This spring, Buddhists worldwide will celebrate Vesak, a holiday that marks the Buddha’s birth (and also death and enlightenment), with paper lanterns, gifts, and the bathing of a baby Buddha statue. And although the Buddha was born many moons ago, Vesak’s current iteration is a recent development in the tradition’s 2,500-year history, says Dr. Hwansoo Kim, an associate professor of religious studies at Yale University and author of The Korean Buddhist Empire: A Transnational History, which covers the topic. In fact, celebrating the life of Shakyamuni, the historical Buddha, is a thoroughly modern practice.

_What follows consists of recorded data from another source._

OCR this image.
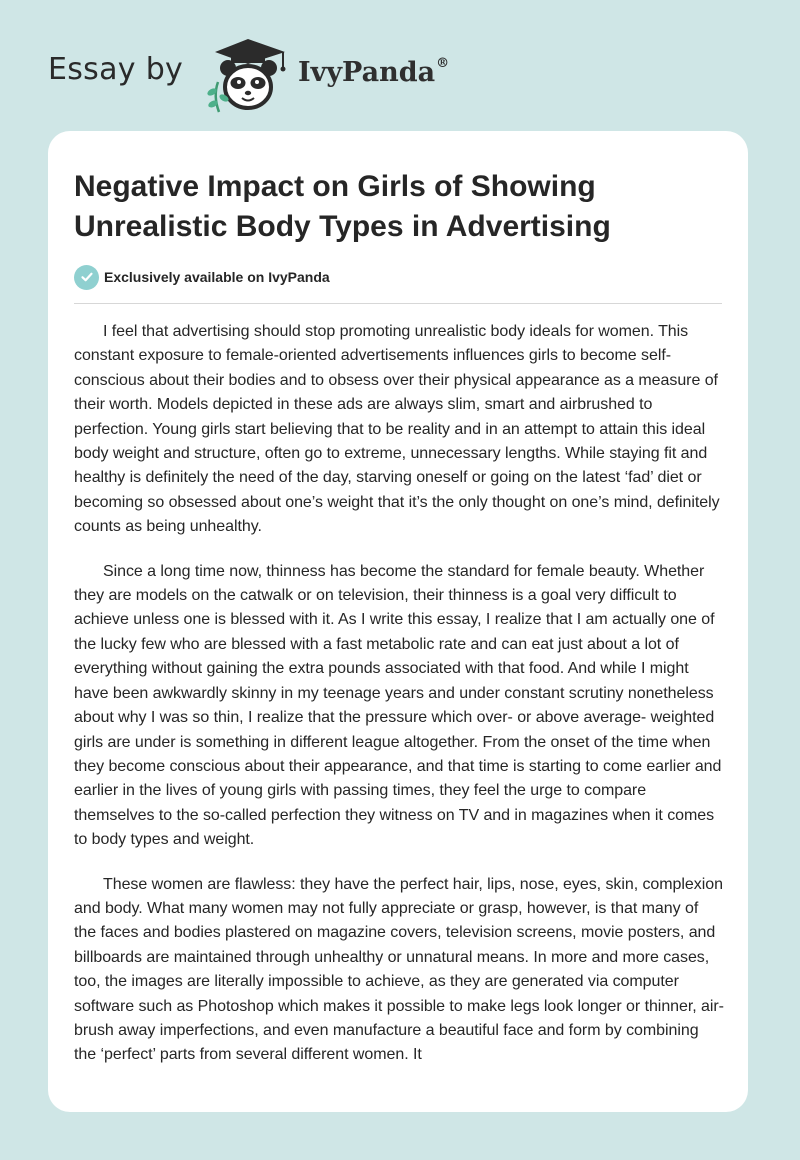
Essay by	IvyPanda®
Negative Impact on Girls of Showing Unrealistic Body Types in Advertising
Exclusively available on IvyPanda

I feel that advertising should stop promoting unrealistic body ideals for women. This constant exposure to female-oriented advertisements influences girls to become self-conscious about their bodies and to obsess over their physical appearance as a measure of their worth. Models depicted in these ads are always slim, smart and airbrushed to perfection. Young girls start believing that to be reality and in an attempt to attain this ideal body weight and structure, often go to extreme, unnecessary lengths. While staying fit and healthy is definitely the need of the day, starving oneself or going on the latest ‘fad’ diet or becoming so obsessed about one’s weight that it’s the only thought on one’s mind, definitely counts as being unhealthy.

Since a long time now, thinness has become the standard for female beauty. Whether they are models on the catwalk or on television, their thinness is a goal very difficult to achieve unless one is blessed with it. As I write this essay, I realize that I am actually one of the lucky few who are blessed with a fast metabolic rate and can eat just about a lot of everything without gaining the extra pounds associated with that food. And while I might have been awkwardly skinny in my teenage years and under constant scrutiny nonetheless about why I was so thin, I realize that the pressure which over- or above average- weighted girls are under is something in different league altogether. From the onset of the time when they become conscious about their appearance, and that time is starting to come earlier and earlier in the lives of young girls with passing times, they feel the urge to compare themselves to the so-called perfection they witness on TV and in magazines when it comes to body types and weight.

These women are flawless: they have the perfect hair, lips, nose, eyes, skin, complexion and body. What many women may not fully appreciate or grasp, however, is that many of the faces and bodies plastered on magazine covers, television screens, movie posters, and billboards are maintained through unhealthy or unnatural means. In more and more cases, too, the images are literally impossible to achieve, as they are generated via computer software such as Photoshop which makes it possible to make legs look longer or thinner, air-brush away imperfections, and even manufacture a beautiful face and form by combining the ‘perfect’ parts from several different women. It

Vesak has been celebrated throughout Buddhist history, but the emphasis on the historical Buddha (rather than other deities and bodhisattvas) started as a way to unite Buddhism across Asia in the colonial period. According to Kim, Vesak as a “really festive, massive, and theatrical” holiday started in Sri Lanka in the late 19th century. After colonizing that country in 1815, the British had banned Buddhist celebrations—a move that was supported by Christian missionaries. Buddhist leaders, including the Theosophist Colonel Henry Steel Olcott and the Buddhist revivalist and writer Anagarika Dharmapala, petitioned the colonial government to reintroduce the Buddha’s birthday and designate it a national holiday.

“Their argument was ‘You’re actually damaging your legitimacy by undermining the local custom, and you’ve got to really integrate Buddhism as a whole into your colonial rule to be effective.’ And the colonial government took it seriously,” Kim said. It worked, and Vesak Day became a national holiday in Sri Lanka in 1884.

This new Vesak Day looked a lot like Christmas, and that wasn’t an accident, either. Modern Vesak celebrations were based on characteristics of Christian holidays, Kim said, with cards, carols, gifts, and parades— even a Buddhist flag—that ended up “recovering a sense of pride among Sri Lankan Buddhists who had been marginalized in society under colonial rule.”

With their work done in Sri Lanka, Olcott and Dharmapala took their cause for creating a pan-Buddhist movement on the road, giving more than a hundred talks in Japan toward the end of the 19th century. Japan’s Buddha birthday celebration, called Hana-matsuri (literally “flower festival”), soon followed and became entwined with the country’s military ambitions. “The late 19th century is really a fascinating period, the way Buddhists helped each other [understand] their own tradition, cope with Christian missionary work, and make Buddhism relevant,” Kim said.

Yet even as the birthday celebrations continued to spread throughout Asia in the 20th century, the Buddhist world never agreed upon a single day to celebrate it. Thus different countries each designated a separate holiday based on either the lunar or the Gregorian calendar and continue to maintain distinct birthday traditions today.